L’année 2023 a été riche en rebondissements. Intelligence artificielle, conflits armés, inflation, glyphosate, crise énergétique ou encore « Pfizergate », toute l’année nos journalistes ont été sur le pont pour vous informer de Paris à Bruxelles et comprendre comment politiques française et européenne s’imbriquent.
À l’approche des vacances, le bureau de Paris s’apprête à fermer ses portes pour une semaine. En attendant, nous vous proposons une rétrospective par rubrique des sujets qui ont rythmé l’année.
Le réseau Euractiv, une rétrospective européenne
Euractiv est avant tout un réseau de journalistes, disponible en treize langues européennes, avec la mission d’éclairer les réalités politiques et économiques des pays européens, au-delà de la bulle bruxelloise.

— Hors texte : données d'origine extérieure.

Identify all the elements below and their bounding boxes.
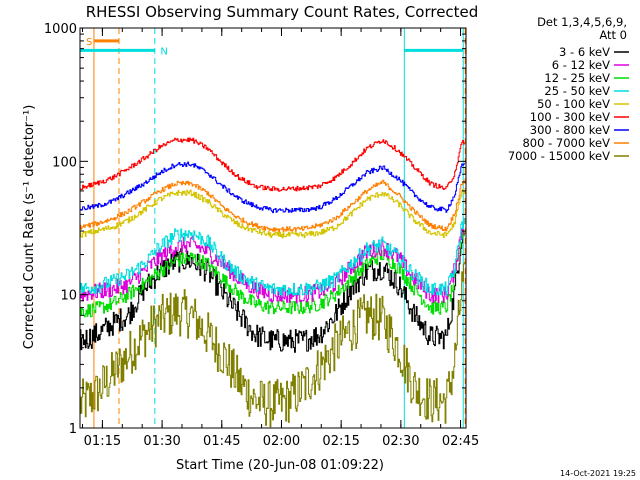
y-tick-label: 10	[60, 289, 77, 304]
legend-entry-label: 300 - 800 keV	[530, 123, 610, 137]
x-tick-label: 02:30	[382, 434, 419, 449]
series-line-3	[80, 217, 465, 297]
plot-frame	[79, 27, 467, 429]
y-tick-label: 1000	[44, 22, 77, 37]
series-line-4	[80, 189, 465, 239]
x-tick-label: 02:45	[442, 434, 479, 449]
chart-title: RHESSI Observing Summary Count Rates, Co…	[86, 3, 479, 21]
series-line-6	[80, 161, 465, 214]
x-tick-label: 02:00	[263, 434, 300, 449]
legend-entry-label: 800 - 7000 keV	[522, 136, 610, 150]
x-tick-label: 01:15	[84, 434, 121, 449]
series-line-5	[80, 137, 465, 192]
flag-bars: SN	[80, 37, 464, 57]
y-axis-label: Corrected Count Rate (s⁻¹ detector⁻¹)	[22, 105, 37, 350]
flag-label-N: N	[160, 46, 167, 57]
series-line-7	[80, 179, 465, 232]
legend-entry-label: 25 - 50 keV	[544, 84, 610, 98]
axis-ticks: 1 10 100 1000 01:15 01:30 01:45 02:00 02:15 02:30…	[44, 22, 479, 449]
legend-entry-label: 100 - 300 keV	[530, 110, 610, 124]
legend-entry-label: 6 - 12 keV	[552, 58, 610, 72]
legend-entry-label: 7000 - 15000 keV	[508, 149, 610, 163]
footer-timestamp: 14-Oct-2021 19:25	[560, 469, 636, 478]
x-tick-label: 01:30	[143, 434, 180, 449]
flag-label-S: S	[86, 37, 92, 48]
legend-entry-label: 12 - 25 keV	[544, 71, 610, 85]
legend-header-line1: Det 1,3,4,5,6,9,	[537, 15, 627, 29]
series-lines	[80, 137, 465, 428]
series-line-1	[80, 228, 465, 304]
series-line-8	[80, 261, 465, 428]
legend-entry-label: 3 - 6 keV	[559, 45, 610, 59]
x-axis-label: Start Time (20-Jun-08 01:09:22)	[176, 458, 384, 473]
x-tick-label: 01:45	[203, 434, 240, 449]
y-tick-label: 1	[69, 422, 77, 437]
legend-entry-label: 50 - 100 keV	[537, 97, 610, 111]
x-tick-label: 02:15	[322, 434, 359, 449]
legend-header-line2: Att 0	[599, 28, 627, 42]
y-tick-label: 100	[52, 155, 77, 170]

L’invasion russe en Ukraine était au cœur de vos préoccupations : la menace du groupe Wagner d’envahir les pays Baltes, un papier signé de nos partenaires médias lituaniens, a fait exploser beaucoup de records de lecture. Idem pour l’annonce faite par le gouvernement allemand que ses chars abîmés sur le front ukrainien ne transiteraient plus par la Pologne afin d’être réparés.
Vous étiez nombreux encore lorsqu’Euractiv révélait que la tête du ministre de la Défense italien avait été mise à prix par le groupe Wagner.
Fort de l’adage « si l’Allemagne s’enrhume, c’est la France qui tousse », la santé économique de nos amis outre-Rhin vous a beaucoup préoccupée. De nombreuses analyses de nos confrères du bureau berlinois, notamment sur la crise des prix de l’énergie et le risque de départ de nombreuses entreprises allemandes, ont rencontré un franc succès.
Les sujets politiques et pouvoir ne cessent de vous intéresser : un papier sur un potentiel cas de corruption entre chercheurs aux Pays-Bas et l’Arabie saoudite vous a passionné. Les rumeurs courant à Bruxelles en mars que le programme d’achat commun de matériel de défense pouvant être annulé a aussi tiré les statistiques de lecture d’Euractiv France vers le haut.
Enfin, l’élargissement et l’avenir de l’UE sont des sujets cruciaux sur lesquels la voix de la France porte : ainsi appelait-elle de ses vœux un élargissement ordonné, accompagné d’un certain nombre de réformes sur le fonctionnement de l’UE.
LE FRENCH CORNER
Énergie & Climat : opportunités d’une année sous haute tension
Qui pourrait nier le tournant que fut la guerre en Ukraine pour la politique énergétique de l’UE ? Encore que « tournant » n’est qu’un euphémisme, entre les nouvelles règles européennes de fixation des prix de l’électricité, actée d’une éreintante lutte, au come-back sans précédent du nucléaire sous le crachin bruxellois — avait-il seulement déjà profité d’un tel engouement ? – en passant par le retour du sujet minier, entre souveraineté et diversité.
La France a su profiter de circonstances inédites pour jouer sa carte atomique. Ce, malgré l’effondrement de la production de son parc l’hiver durant. Un détail, si l’on en croit les réactions épidermiques suite à la fermeture des dernières centrales en Allemagne. La riposte des États membres pro-nucléaires fut immédiate, avec la création d’une alliance d’initiative française, fort mal reçue par les États membres anti-nucléaires.
Quelques escarmouches ont même impliqué la présidente de la Commission européenne qui, soucieuse de ne pas dépasser ses fonctions, a fait l’erreur de braquer les Français sur le caractère non-stratégique du nucléaire.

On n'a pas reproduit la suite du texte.